The United States has designated Iran a State Sponsor of Terrorism since January 1984. For decades, the Islamist regime has provided funding, weapons, and training to terrorist organizations, including Hamas and Hezbollah. It sponsors the “pay-to-slay” program that provides stipends to families of Palestinian terrorists who carry out attacks against Israelis. This system incentivizes and embeds terrorism into economic policy.
When you survive an attack and later learn that a government helped finance the infrastructure behind it, that knowledge changes you forever. Call it foreign policy if you want. I call it exploding buses, shattered families, and trauma that lasts a lifetime.
Justice for victims of terrorism is rare. Monetary judgments are symbolic: they do not erase what happened or the long-term trauma lived with every day. Nor do they remove decades of fear that another attack could come at any time.
For years, I believed that justice would come through the courts. The ruling against Iran felt like the only form of accountability victims like me could realistically expect. But when I learned last night that the ayatollah – the man who led the regime responsible for funding the terror network behind my attack – had been eliminated, something shifted. For the first time, I felt a different kind of justice. Not symbolic. Not procedural. What I felt was real accountability for the system that made what I lived through possible.
When Americans protest, confronting Iran and accusing the US and Israel of “starting a war,” I don’t just see strangers saying this. I see family members posting their outrage online, warning of escalation, as if this conflict began just yesterday.
War began a long time ago
But what they fail to understand is that this war did not start yesterday. It began long ago, especially for those of us who were blown up on buses, who buried loved ones, and who have lived for decades with the long-term impact of our attacks, funded and sustained by the Iranian regime.
Iran was the financial force behind the attack that nearly took my life. The regime’s support made it possible, its belief justified it, and its funding continued it. That reality does not disappear because it is uncomfortable. What pains me most is the lack of acknowledgment and a failure to recognize that the regime they defend in the name of avoiding war has already waged one through its proxies against innocent civilians like me.
While it’s hurtful when people dismiss what happened to me, it is far worse when they pretend the threat doesn’t exist. The reality is that Iran’s terror network doesn’t only threaten Israelis or Jews. With a national slogan of “Death to America, Death to Israel,” the threat to Americans is not theoretical. It is quite real: US service members have been targeted by Iranian-backed militias, and American citizens have been killed by groups supported by Iran.
The Islamist regime of Iran poses a threat to regional and global stability. Yet when action is taken against them, the very entity responsible for planning and funding terror, it is called “escalation.”
For terror victims like me, it’s called accountability.
There’s a difference between a reckless war and a war of necessity, between vengeance and justice. Responding to a regime that has for decades spread fear and violence, suppresses its own people, funds proxy militias, and destabilizes entire regions, is not unprovoked or reckless – it is confronting reality, a reality that must be stopped.
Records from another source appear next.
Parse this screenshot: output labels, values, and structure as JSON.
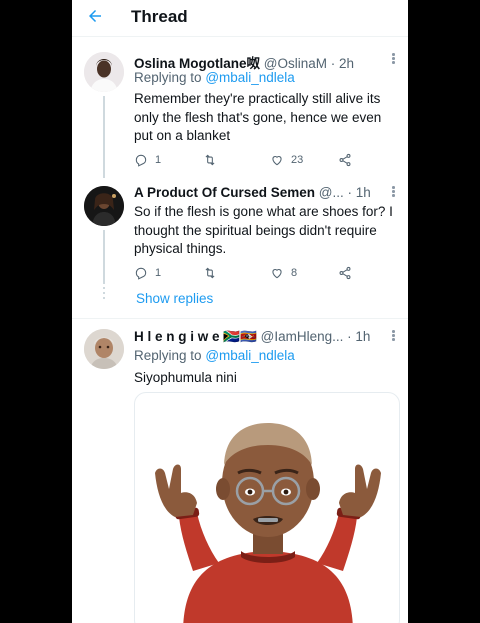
{
  "header": {
    "title": "Thread"
  },
  "tweets": [
    {
      "name": "Oslina Mogotlane",
      "name_suffix": "呶",
      "handle": "@OslinaM",
      "time": "· 2h",
      "replying_label": "Replying to",
      "replying_to": "@mbali_ndlela",
      "text": "Remember they're practically still alive its only the flesh that's gone, hence we even put on a blanket",
      "replies": "1",
      "retweets": "",
      "likes": "23"
    },
    {
      "name": "A Product Of Cursed Semen",
      "handle": "@...",
      "time": "· 1h",
      "text": "So if the flesh is gone what are shoes for? I thought the spiritual beings didn't require physical things.",
      "replies": "1",
      "retweets": "",
      "likes": "8"
    },
    {
      "name": "H l e n g i w e",
      "name_emoji": "🇿🇦🇸🇿",
      "handle": "@IamHleng...",
      "time": "· 1h",
      "replying_label": "Replying to",
      "replying_to": "@mbali_ndlela",
      "text": "Siyophumula nini"
    }
  ],
  "show_replies": "Show replies",
  "colors": {
    "accent": "#1d9bf0",
    "secondary_text": "#536471",
    "line": "#cfd9de"
  },
  "icons": [
    "back-arrow-icon",
    "more-icon",
    "reply-icon",
    "retweet-icon",
    "like-icon",
    "share-icon"
  ]
}
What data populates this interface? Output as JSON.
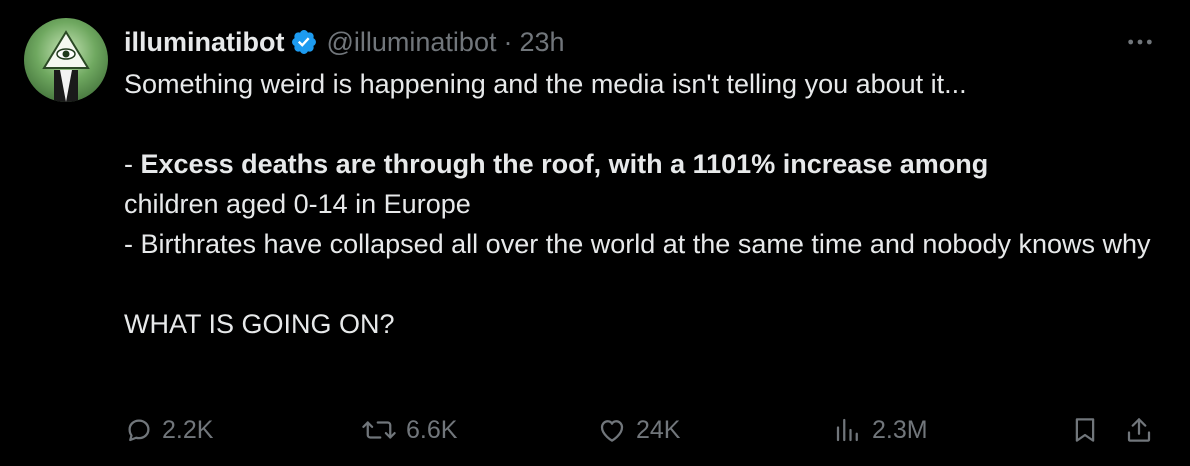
{
  "author": {
    "name": "illuminatibot",
    "handle": "@illuminatibot",
    "separator": "·",
    "time": "23h",
    "verified_color": "#1d9bf0"
  },
  "icons": {
    "avatar": "all-seeing-eye-pyramid-avatar",
    "verified": "verified-badge-icon",
    "more": "more-horizontal-icon",
    "reply": "reply-bubble-icon",
    "retweet": "retweet-icon",
    "like": "heart-icon",
    "views": "bar-chart-icon",
    "bookmark": "bookmark-icon",
    "share": "share-upload-icon"
  },
  "tweet": {
    "line1": "Something weird is happening and the media isn't telling you about it...",
    "bullet1_prefix": "- ",
    "bullet1_bold": "Excess deaths are through the roof, with a 1101% increase among",
    "bullet1_rest": "children aged 0-14 in Europe",
    "bullet2": "- Birthrates have collapsed all over the world at the same time and nobody knows why",
    "closing": "WHAT IS GOING ON?"
  },
  "actions": {
    "replies": "2.2K",
    "retweets": "6.6K",
    "likes": "24K",
    "views": "2.3M"
  },
  "colors": {
    "background": "#000000",
    "text": "#e7e9ea",
    "muted": "#71767b"
  }
}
Too often, the West has trouble calling out evil for what it is. Instead of talking about those who were murdered by terrorism and the families who were left behind, they hide behind strategy talk. For victims, it isn’t theoretical. It’s real life and very personal. For those of us attacked by terrorists funded by Iran, it isn’t about politics: It’s about danger that never goes away – even if people pretend it isn’t there.
Many may disagree with me and that is their right. But as someone who has carried the consequences of Iran’s policies in my body and mind for more than two decades, I can say this: Justice is rare and accountability is rarer still.
And when it does come, even in this way, it matters. Not only for me, but for every victim who has been told, implicitly or explicitly, that the system that harmed them is simply a matter of international politics.
The writer is the founder and director of Strength to Strength, a nonprofit organization that unites international victims of terrorism and provides long-term psychological and peer support to help them heal and move forward. She is the survivor of a terrorist bus bombing that took place in Jerusalem in June 2003.